His research — the world’s longest running predator-prey study — was also threatened by the U.S. government shutdown. On Friday, just hours before U.S. President Donald Trump temporarily ended the government shutdown, the Isle Royale National Park had secured funding from a non-profit organization to go ahead with its part in the wolves’ transfer from Canada. The funding also allowed it to open the park to researchers to continue the predator-prey study.

“The shutdown jeopardized the integrity of the data and of the entire study itself,” said Peterson, who plans to return to the park as soon as the Canadian wolves are moved.

“These large-bodied Canadian wolves are incredibly important,” he said. “They can help save both the wolf pack and the balsam fir.”

The moose on the island, with a population of about 1,600, have decimated the balsam fir trees on the island.

Twenty-two years ago, a lone wolf, likely from Canada, made its way on an ice bridge onto Isle Royale, Peterson said, and was a wildly successful mate with offspring in every pack and eventually his genes made their way into every single younger generation wolf on the island.
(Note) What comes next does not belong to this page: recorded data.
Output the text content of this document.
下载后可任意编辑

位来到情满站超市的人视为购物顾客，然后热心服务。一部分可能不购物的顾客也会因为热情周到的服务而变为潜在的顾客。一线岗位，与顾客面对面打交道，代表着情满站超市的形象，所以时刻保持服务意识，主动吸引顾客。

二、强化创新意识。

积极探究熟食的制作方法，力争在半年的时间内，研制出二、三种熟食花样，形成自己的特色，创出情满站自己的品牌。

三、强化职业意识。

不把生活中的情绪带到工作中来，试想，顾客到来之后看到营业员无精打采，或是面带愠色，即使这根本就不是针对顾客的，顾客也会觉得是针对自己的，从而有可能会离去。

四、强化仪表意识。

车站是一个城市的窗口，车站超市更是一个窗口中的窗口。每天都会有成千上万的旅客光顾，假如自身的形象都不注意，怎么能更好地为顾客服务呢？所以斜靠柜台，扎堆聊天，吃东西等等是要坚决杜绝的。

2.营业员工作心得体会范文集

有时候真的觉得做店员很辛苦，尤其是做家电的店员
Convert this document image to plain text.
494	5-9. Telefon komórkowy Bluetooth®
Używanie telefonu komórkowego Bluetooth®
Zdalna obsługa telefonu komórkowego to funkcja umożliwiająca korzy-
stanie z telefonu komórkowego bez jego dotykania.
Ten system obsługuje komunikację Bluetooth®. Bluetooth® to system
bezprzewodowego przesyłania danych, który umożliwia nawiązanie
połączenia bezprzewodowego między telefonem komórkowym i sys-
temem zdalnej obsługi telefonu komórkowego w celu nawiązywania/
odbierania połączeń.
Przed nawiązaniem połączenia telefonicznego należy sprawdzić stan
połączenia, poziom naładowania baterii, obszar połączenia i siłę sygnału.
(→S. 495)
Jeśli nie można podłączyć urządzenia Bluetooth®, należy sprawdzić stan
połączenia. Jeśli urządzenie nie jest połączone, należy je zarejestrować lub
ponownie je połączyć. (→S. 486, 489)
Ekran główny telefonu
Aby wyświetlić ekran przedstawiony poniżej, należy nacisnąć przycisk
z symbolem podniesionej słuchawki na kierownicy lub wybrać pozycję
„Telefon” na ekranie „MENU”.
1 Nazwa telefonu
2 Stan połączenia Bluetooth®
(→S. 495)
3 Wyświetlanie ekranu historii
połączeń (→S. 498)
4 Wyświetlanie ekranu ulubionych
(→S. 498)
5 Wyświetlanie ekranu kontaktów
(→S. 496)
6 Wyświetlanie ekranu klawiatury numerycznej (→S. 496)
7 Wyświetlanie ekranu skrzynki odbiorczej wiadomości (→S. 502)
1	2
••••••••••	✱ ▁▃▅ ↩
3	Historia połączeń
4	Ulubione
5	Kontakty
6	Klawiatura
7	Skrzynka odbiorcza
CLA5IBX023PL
“Then the kill rate of moose by wolves reached a level we hadn’t ever seen before in 50 years. They were killing 20 per cent of the moose every year, which had implications for the forest,” Peterson said.
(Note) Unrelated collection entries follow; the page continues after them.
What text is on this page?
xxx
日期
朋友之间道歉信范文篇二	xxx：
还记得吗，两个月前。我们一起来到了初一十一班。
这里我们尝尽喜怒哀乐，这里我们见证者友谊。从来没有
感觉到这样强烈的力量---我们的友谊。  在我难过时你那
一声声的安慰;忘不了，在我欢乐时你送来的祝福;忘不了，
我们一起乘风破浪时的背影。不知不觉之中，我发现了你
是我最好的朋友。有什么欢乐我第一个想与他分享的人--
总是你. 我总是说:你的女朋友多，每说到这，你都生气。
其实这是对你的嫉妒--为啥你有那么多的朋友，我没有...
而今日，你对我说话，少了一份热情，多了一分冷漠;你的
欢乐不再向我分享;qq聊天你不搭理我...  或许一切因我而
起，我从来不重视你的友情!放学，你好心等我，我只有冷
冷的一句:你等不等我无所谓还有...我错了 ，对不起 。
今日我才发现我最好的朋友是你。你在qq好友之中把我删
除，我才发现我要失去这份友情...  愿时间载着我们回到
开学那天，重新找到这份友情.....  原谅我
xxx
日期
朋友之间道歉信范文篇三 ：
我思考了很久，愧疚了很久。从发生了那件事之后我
“We saw forest regeneration we had never seen before.”

But that wolf, dubbed the “Old Grey Guy,” Green said, was so successful that inbreeding became very severe. Eventually the wolf population crashed and bottomed out at two, which is when the park decided it needed outside help. Four wolves were brought in from Minnesota in the fall, but one died of pneumonia a month later.

Green said they knew about the issues facing the wolves on Michipicoten Island and Michigan’s governor at the time, Rick Snyder, reached out to Ontario Premier Doug Ford to ask for “an infusion of Canadian wolves.” 

Ford agreed.

“Let’s hope everything goes well with the move,” Bumstead said.